Inhibition of the alpha9 alpha10 nicotinic acetylcholine receptor by neramexane, an open channel blocker of N-methyl-D-aspartate receptors

PAOLA V. PLAZAS; JESSICA SAVINO; SEBASTIAN KRACUN; MARIA E GOMEZ CASATI; ELEONORA KATZ; CHRISTOPHER G. PARSONS; NEIL S. MILLAR; A. BELÉN ELGOYHEN

San Diego, California, USA

Congreso; Society for Neuroscience 37th Annual Meeting, Satellite on “Nicotinic Acetylcholine Receptors as Therapeutics Targets”, San Diego, USA; 2007

Nicotinic cholinergic receptors are affected by a variety of non-cholinergic drugs with biological and/or clinical relevance at concentrations at which they act on their classical targets. In particular, the adamantane derivative 3,5-dimethyl-1- adamantanamine (memantine) is a well-established blocker of ligand-gated ion channels permeable to Ca2+ such as the NMDA type glutamate receptor and is currently used in therapeutics for the treatment of Alzheimer´s disease. Neramexane, a novel amino-alkyl-cyclohexane derivative, is also a non-competitive NMDA receptor antagonist, and is presently in phase II clinical trials for various indications including Alzheimer´s disease, chronic pain and tinnitus. In the present work, we have analyzed the effects of neramexane on recombinant rat a9a10 nicotinic acetylcholine receptors expressed in Xenopus laevis oocytes. We compared its effects with those of memantine, a well-studied pore blocker of NMDA receptors.

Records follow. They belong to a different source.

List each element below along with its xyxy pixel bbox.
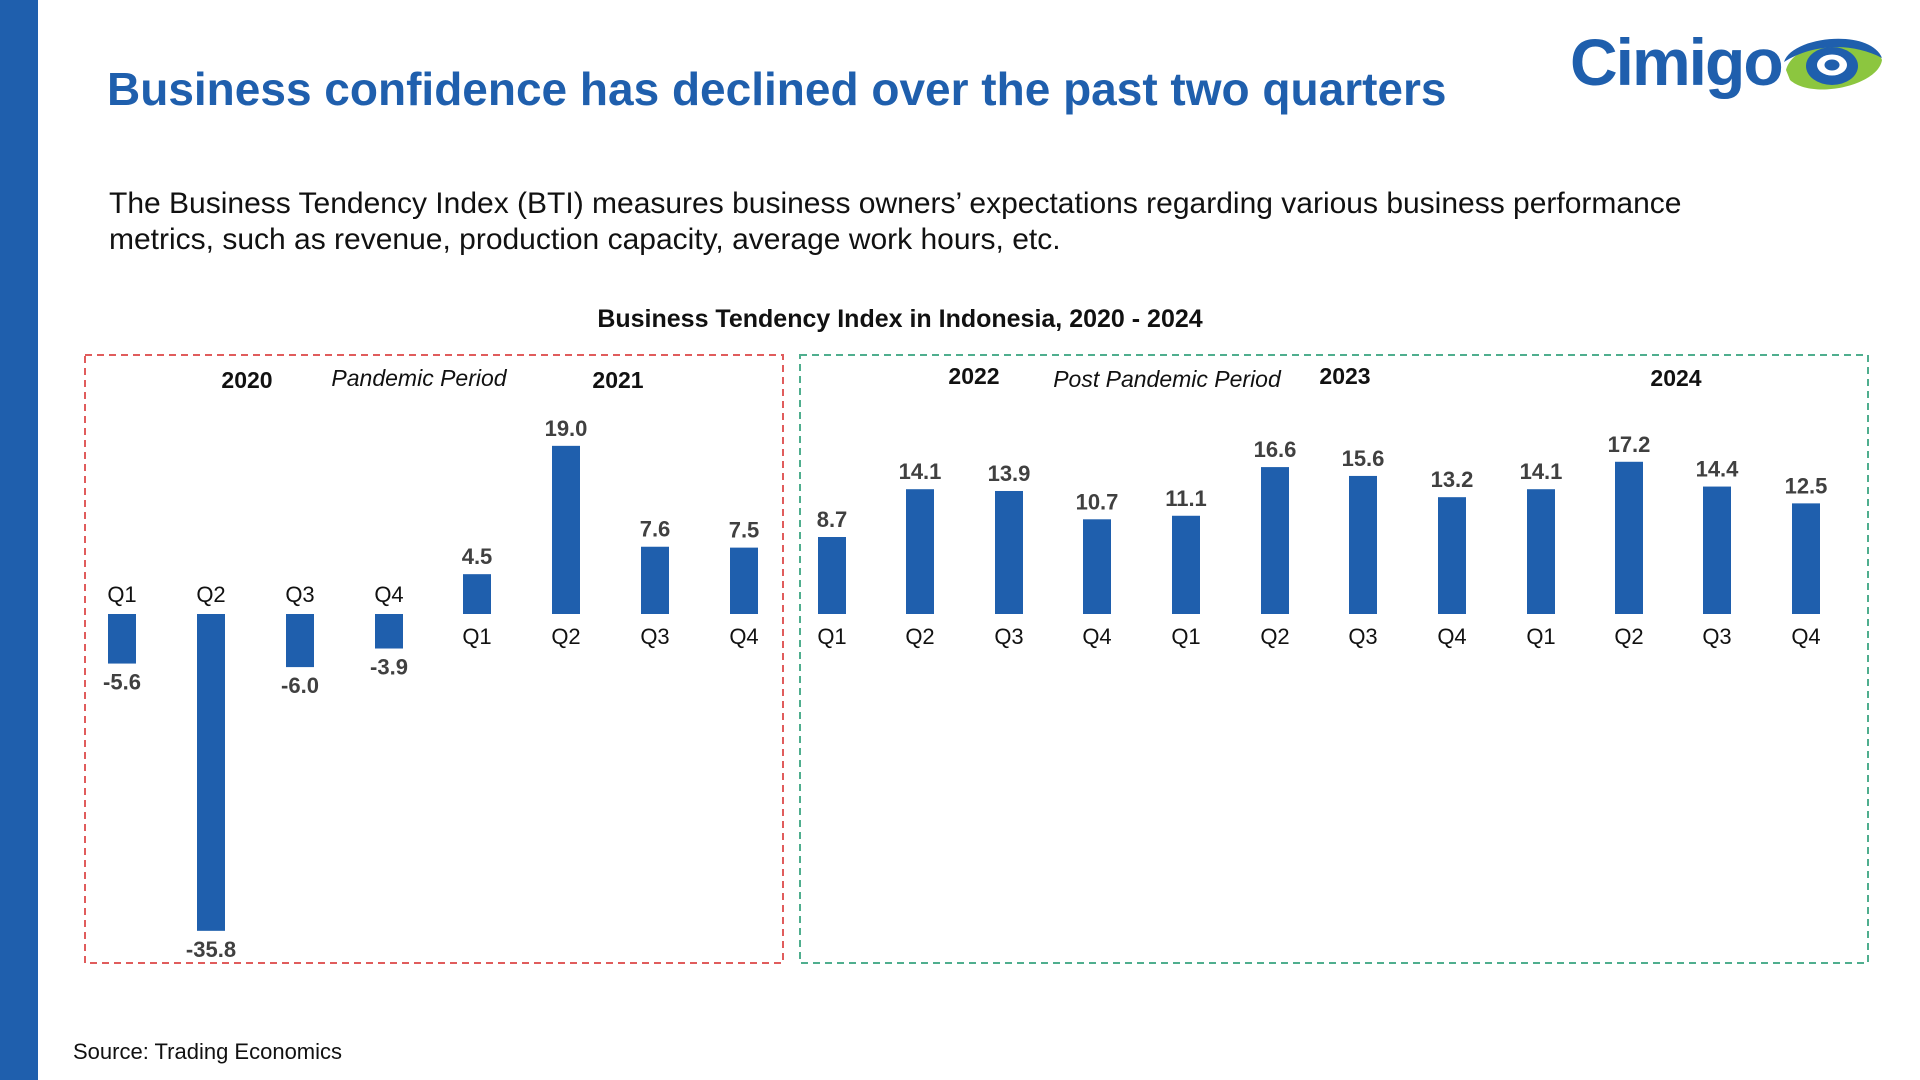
bar-2021-q3	[641, 546, 669, 614]
bar-2023-q1	[1172, 515, 1200, 614]
quarter-label-2021-q2: Q2	[551, 624, 580, 649]
bar-2022-q2	[906, 489, 934, 614]
quarter-label-2021-q4: Q4	[729, 624, 758, 649]
year-label-2024: 2024	[1650, 365, 1701, 391]
quarter-label-2023-q2: Q2	[1260, 624, 1289, 649]
value-label-2022-q2: 14.1	[899, 459, 942, 484]
value-label-2023-q1: 11.1	[1165, 486, 1207, 511]
bar-2023-q4	[1438, 497, 1466, 614]
quarter-label-2024-q3: Q3	[1702, 624, 1731, 649]
eye-logo-icon	[1784, 38, 1882, 90]
bar-2020-q1	[108, 614, 136, 664]
quarter-label-2023-q1: Q1	[1171, 624, 1200, 649]
value-label-2021-q4: 7.5	[729, 518, 760, 543]
bar-2020-q2	[197, 614, 225, 931]
value-label-2024-q1: 14.1	[1520, 459, 1563, 484]
left-accent-bar	[0, 0, 38, 1080]
logo-wordmark: Cimigo	[1570, 25, 1784, 99]
page-title: Business confidence has declined over th…	[107, 63, 1447, 115]
year-label-2022: 2022	[948, 363, 999, 389]
bti-bar-chart: 2020 Pandemic Period 2021 2022 Post Pand…	[84, 354, 1869, 964]
bar-2023-q3	[1349, 475, 1377, 614]
bar-2022-q4	[1083, 519, 1111, 614]
bar-2024-q4	[1792, 503, 1820, 614]
bar-2021-q1	[463, 574, 491, 614]
pandemic-period-label: Pandemic Period	[331, 365, 507, 391]
value-label-2020-q1: -5.6	[103, 670, 141, 695]
year-label-2023: 2023	[1319, 363, 1370, 389]
bar-2022-q1	[818, 537, 846, 614]
quarter-label-2023-q3: Q3	[1348, 624, 1377, 649]
bar-2023-q2	[1261, 467, 1289, 614]
post-pandemic-period-box	[799, 354, 1869, 964]
pandemic-period-box	[84, 354, 784, 964]
value-label-2020-q2: -35.8	[186, 937, 236, 962]
quarter-label-2020-q2: Q2	[196, 582, 225, 607]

Our results indicate that both compounds block acetylcholine-evoked responses at micromolar concentrations with a rank order of potency of neramexane > memantine, P<0.05. Block by neramexane of acetylcholine responses was not overcome at high concentrations of the agonist, indicative of a non-competitive inhibition. The lack of interaction of neramexane with the ligand binding domain was confirmed by radioligand binding experiments in transfected tsA201 cells. Moreover, block did not involve an increase in desensitization kinetics, it was independent of the resting potential of the membrane at low concentrations of neramexane and slightly voltage-dependent at concentrations higher than 1 mM. Finally, clinically-relevant concentrations of neramexane blocked native a9a10-containing nicotinic acetylcholine receptors of rat inner hair cells, thus demonstrating a possible in vivo relevance in therapeutic areas that involve inner ear pathologies.